The third lesson was to be "vigilant with a view to prayers", for which Acts 12 was the key chapter. Verse 4 ("And laying hold of him, he put him in prison, turning him over to four shifts of four soldiers each to guard him, as he intended to produce him for the people after the passover"--NWT) highlights Herod's careful precautions, whereas verse 5 ("Consequently Peter was being kept in the prison; but prayer to God for him was being carried on intensely by the congregation"--NWT) shows the prayerful intervention of his allies. Thus, we are to pray for fellow believers, even mentioning them by name, especially in times of trial. The chapter proceeds to narrate Peter being freed by an angel, and the speaker said that Jehovah has limitless power to rescue his servants. And while in this life not all who are persecuted and imprisoned for preaching the good news will be freed, Jehovah will soon free millions from the ultimate prison: death. The fourth lesson was to keep bearing thorough witness despite obstacles, and Acts 28 served as the basis. In verse 23 ("They now arranged for a day with him, and they came in greater numbers to him in his lodging place. And he explained the matter to them by bearing thorough witness concerning the kingdom of God and by using persuasion with them concerning Jesus from both the law of Moses and the Prophets, from morning till evening"--NWT), Paul explains the gospel effectively for four reasons: (1) he focuses on God's kingdom; (2) he appeals to listeners with persuasion; (3) he reasons from the Scriptures; and (4) he has a selfless attitude. Despite this, in verse 24 ("And some began to believe the things he said; others would not believe"--NWT), still some hold out. Still, verses 30-31 ("So he remained for an entire two years in his own hired house, and he would kindly receive all those who came in to him, preaching the kingdom of God to them and teaching the things concerning the Lord Jesus Christ with the greatest freeness of speech, without hindrance"--NWT) end the book with Paul persisting in his ministry. Paul was not free to witness from house to house, but he managed to carry on his work in other ways.

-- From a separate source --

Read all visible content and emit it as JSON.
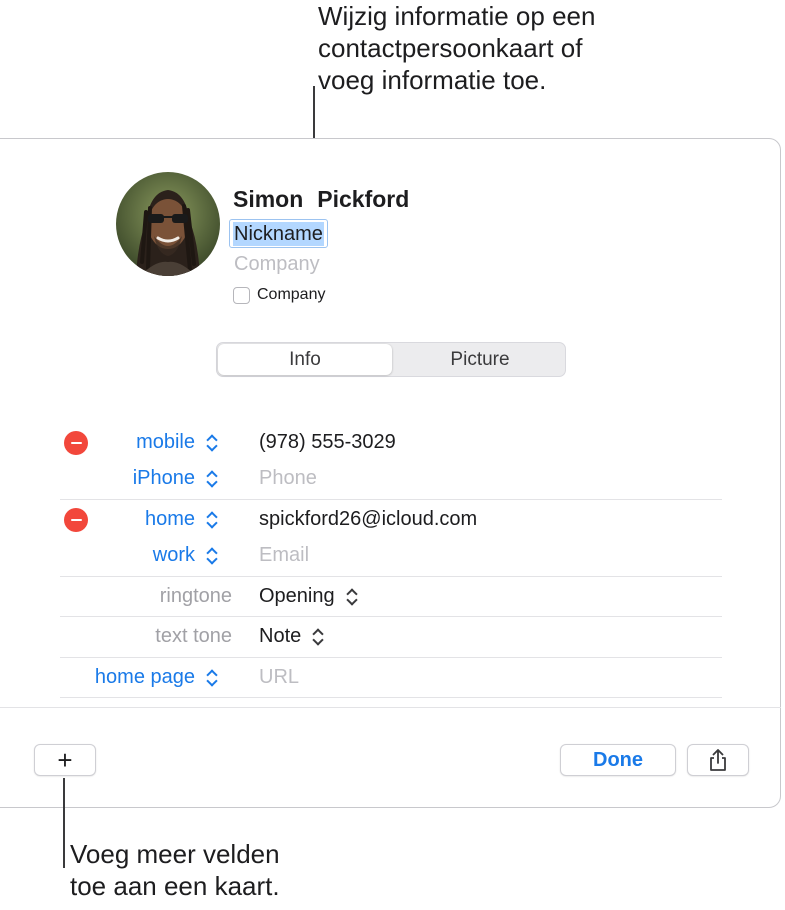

At this point, the speaker was very pleased to announce a new publication, the one about which I'd heard rumors. And they were true! Jehovah's Witnesses now have a 224-page companion to Acts entitled "Bearing Thorough Witness" About God's Kingdom. The first chapter is an overview, and the next eight sections of several chapters each cover different portions of Acts, although the book is--regrettably--not a verse-by-verse commentary. It opens with a "warm letter from the Governing Body of Jehovah's Witnesses" and includes plenty of boxes with helpful material. The crowd seemed quite delighted. At this juncture we learned that there were now 5,720 people in attendance, and all of us rose to sing song #107 ("Sing Jehovah's Praise with Courage", cf. 2 Chronicles 20:21), which includes the following second verse:

Let us sing Jehovah's praise with courage
And give warning loud for all to hear,
For our King will soon destroy the wicked.
False religion's end is very near.

By the way, may I just remark that many Witness songs are waaaay too chipper in tone for their contents? After a closing prayer, I spent quite some time with Zibiah to obtain our own copies of the new book; at conventions, they make sure that each person in attendance can get one or two, but the lines are sometimes pretty ridiculous. After I finally did, we departed, though it may have taken half an hour or more to even get out of the parking garage. Rather than read, I opted to simply relax on the ride back home. It was, after all, quite a long day!